Methods: In this phase 2 trial (CheckMate 069), 142 patients were randomly assigned 2:1 (stratified by BRAF mutation status) to receive NIVO 1 mg/kg + IPI 3 mg/kg or IPI 3 mg/kg + placebo Q3W x 4, followed by NIVO 3 mg/kg or placebo, respectively, Q2W until progression or unacceptable toxicity. Primary endpoint was objective response rate among patients with BRAF wild-type MEL. Secondary endpoints included PFS in patients with BRAF wild-type tumors and safety. OS was an exploratory endpoint. Minimum follow-up was 2 years (database lock: February 2016).
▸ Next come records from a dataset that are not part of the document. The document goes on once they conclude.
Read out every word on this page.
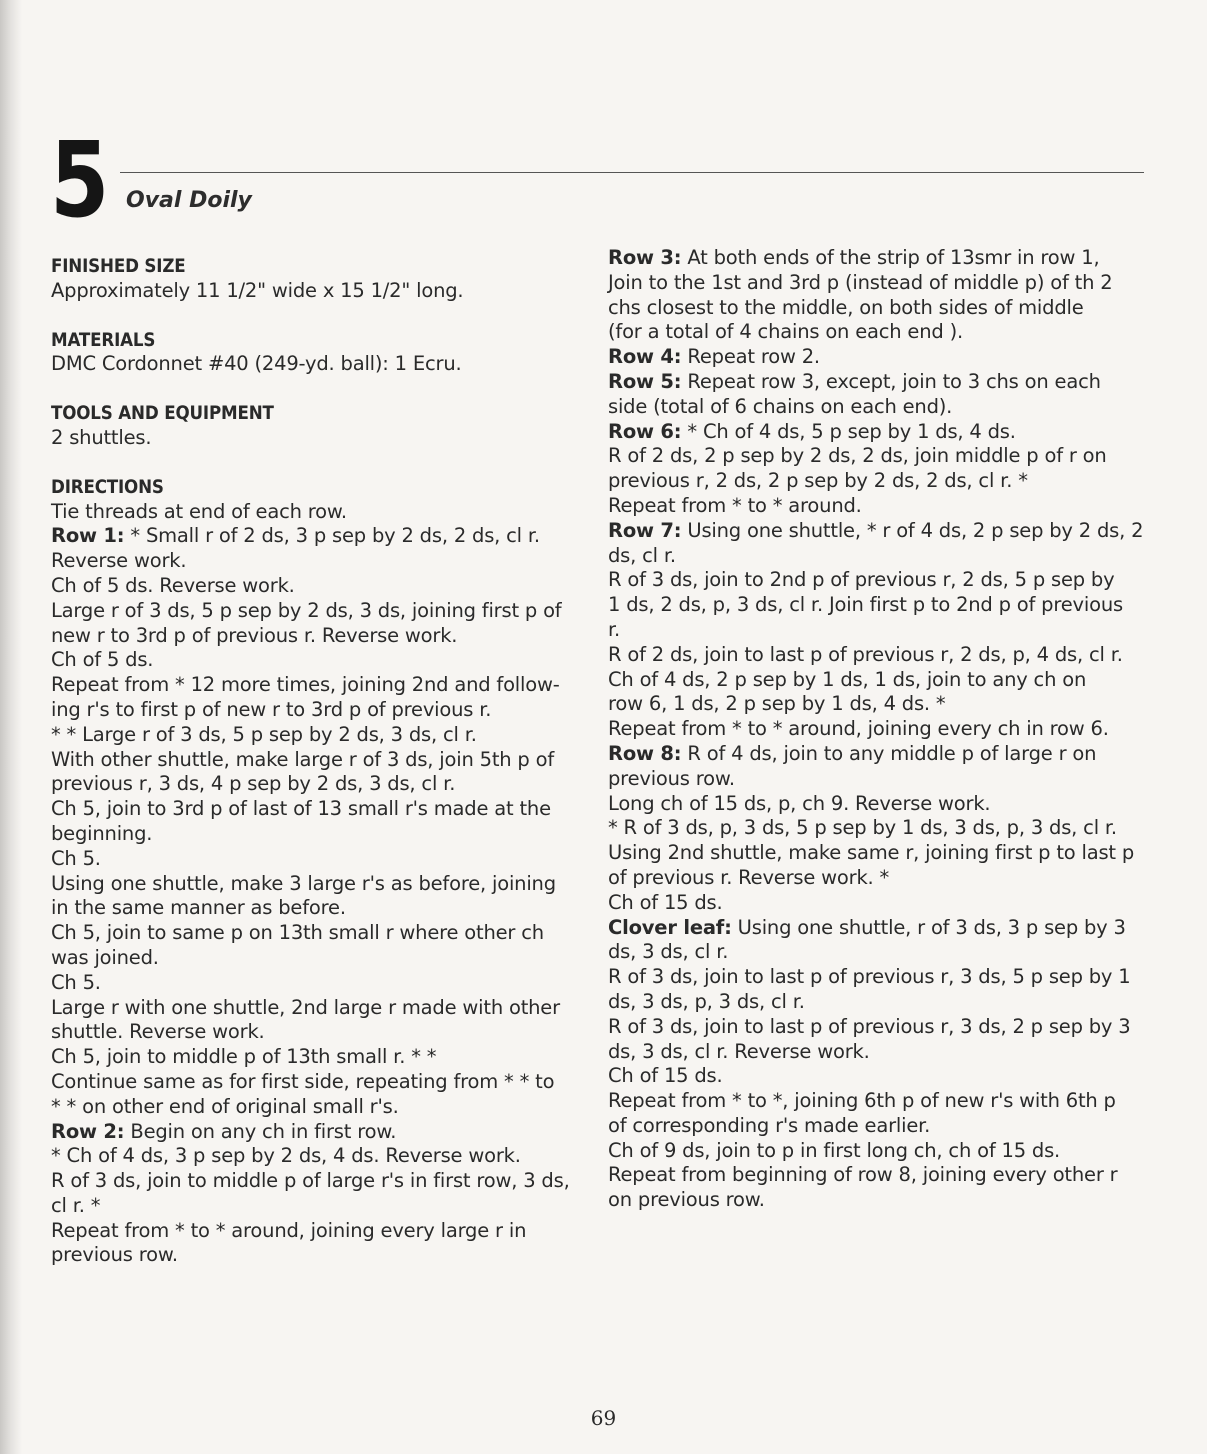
5 Oval Doily

FINISHED SIZE

Approximately 11 1/2" wide x 15 1/2" long.

MATERIALS

DMC Cordonnet #40 (249-yd. ball): 1 Ecru.

TOOLS AND EQUIPMENT

2 shuttles.

DIRECTIONS

Tie threads at end of each row.

Row 1: * Small r of 2 ds, 3 p sep by 2 ds, 2 ds, cl r.

Reverse work.

Ch of 5 ds. Reverse work.

Large r of 3 ds, 5 p sep by 2 ds, 3 ds, joining first p of

new r to 3rd p of previous r. Reverse work.

Ch of 5 ds.

Repeat from * 12 more times, joining 2nd and follow-

ing r's to first p of new r to 3rd p of previous r.

* * Large r of 3 ds, 5 p sep by 2 ds, 3 ds, cl r.

With other shuttle, make large r of 3 ds, join 5th p of

previous r, 3 ds, 4 p sep by 2 ds, 3 ds, cl r.

Ch 5, join to 3rd p of last of 13 small r's made at the

beginning.

Ch 5.

Using one shuttle, make 3 large r's as before, joining

in the same manner as before.

Ch 5, join to same p on 13th small r where other ch

was joined.

Ch 5.

Large r with one shuttle, 2nd large r made with other

shuttle. Reverse work.

Ch 5, join to middle p of 13th small r. * *

Continue same as for first side, repeating from * * to

* * on other end of original small r's.

Row 2: Begin on any ch in first row.

* Ch of 4 ds, 3 p sep by 2 ds, 4 ds. Reverse work.

R of 3 ds, join to middle p of large r's in first row, 3 ds,

cl r. *

Repeat from * to * around, joining every large r in

previous row.

Row 3: At both ends of the strip of 13smr in row 1,

Join to the 1st and 3rd p (instead of middle p) of th 2

chs closest to the middle, on both sides of middle

(for a total of 4 chains on each end ).

Row 4: Repeat row 2.

Row 5: Repeat row 3, except, join to 3 chs on each

side (total of 6 chains on each end).

Row 6: * Ch of 4 ds, 5 p sep by 1 ds, 4 ds.

R of 2 ds, 2 p sep by 2 ds, 2 ds, join middle p of r on

previous r, 2 ds, 2 p sep by 2 ds, 2 ds, cl r. *

Repeat from * to * around.

Row 7: Using one shuttle, * r of 4 ds, 2 p sep by 2 ds, 2

ds, cl r.

R of 3 ds, join to 2nd p of previous r, 2 ds, 5 p sep by

1 ds, 2 ds, p, 3 ds, cl r. Join first p to 2nd p of previous

r.

R of 2 ds, join to last p of previous r, 2 ds, p, 4 ds, cl r.

Ch of 4 ds, 2 p sep by 1 ds, 1 ds, join to any ch on

row 6, 1 ds, 2 p sep by 1 ds, 4 ds. *

Repeat from * to * around, joining every ch in row 6.

Row 8: R of 4 ds, join to any middle p of large r on

previous row.

Long ch of 15 ds, p, ch 9. Reverse work.

* R of 3 ds, p, 3 ds, 5 p sep by 1 ds, 3 ds, p, 3 ds, cl r.

Using 2nd shuttle, make same r, joining first p to last p

of previous r. Reverse work. *

Ch of 15 ds.

Clover leaf: Using one shuttle, r of 3 ds, 3 p sep by 3

ds, 3 ds, cl r.

R of 3 ds, join to last p of previous r, 3 ds, 5 p sep by 1

ds, 3 ds, p, 3 ds, cl r.

R of 3 ds, join to last p of previous r, 3 ds, 2 p sep by 3

ds, 3 ds, cl r. Reverse work.

Ch of 15 ds.

Repeat from * to *, joining 6th p of new r's with 6th p

of corresponding r's made earlier.

Ch of 9 ds, join to p in first long ch, ch of 15 ds.

Repeat from beginning of row 8, joining every other r

on previous row.

69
Results:We randomized 95 patients to NIVO+IPI and 47 to IPI (72 and 37 patients with BRAF V600 wild-type tumors, respectively). OS rate in patients with BRAF wild-type tumors was 69% for NIVO+IPI vs 53% for IPI alone; median OS had not been reached in the NIVO+IPI group and was 24.8 months for the IPI group (hazard ratio 0.58, 95% CI 0.31-1.08). Two-year PFS rates were 54% for NIVO+IPI vs 11% for IPI alone; median PFS had not been reached in the NIVO+IPI group and was 4.4 months for the IPI group (hazard ratio 0.35, 95% CI 0.21-0.59, p<0.0001). Grade 3-4 treatment-related adverse events (AEs) were reported more frequently in NIVO+IPI patients (54%) vs IPI alone (20%) and led to discontinuation in 30% vs 9%, respectively.
Conclusions: The combination of first-line NIVO+IPI led to a numerically higher 2-year OS rate than first-line IPI alone in patients with MEL. There were no new safety signals with longer follow-up.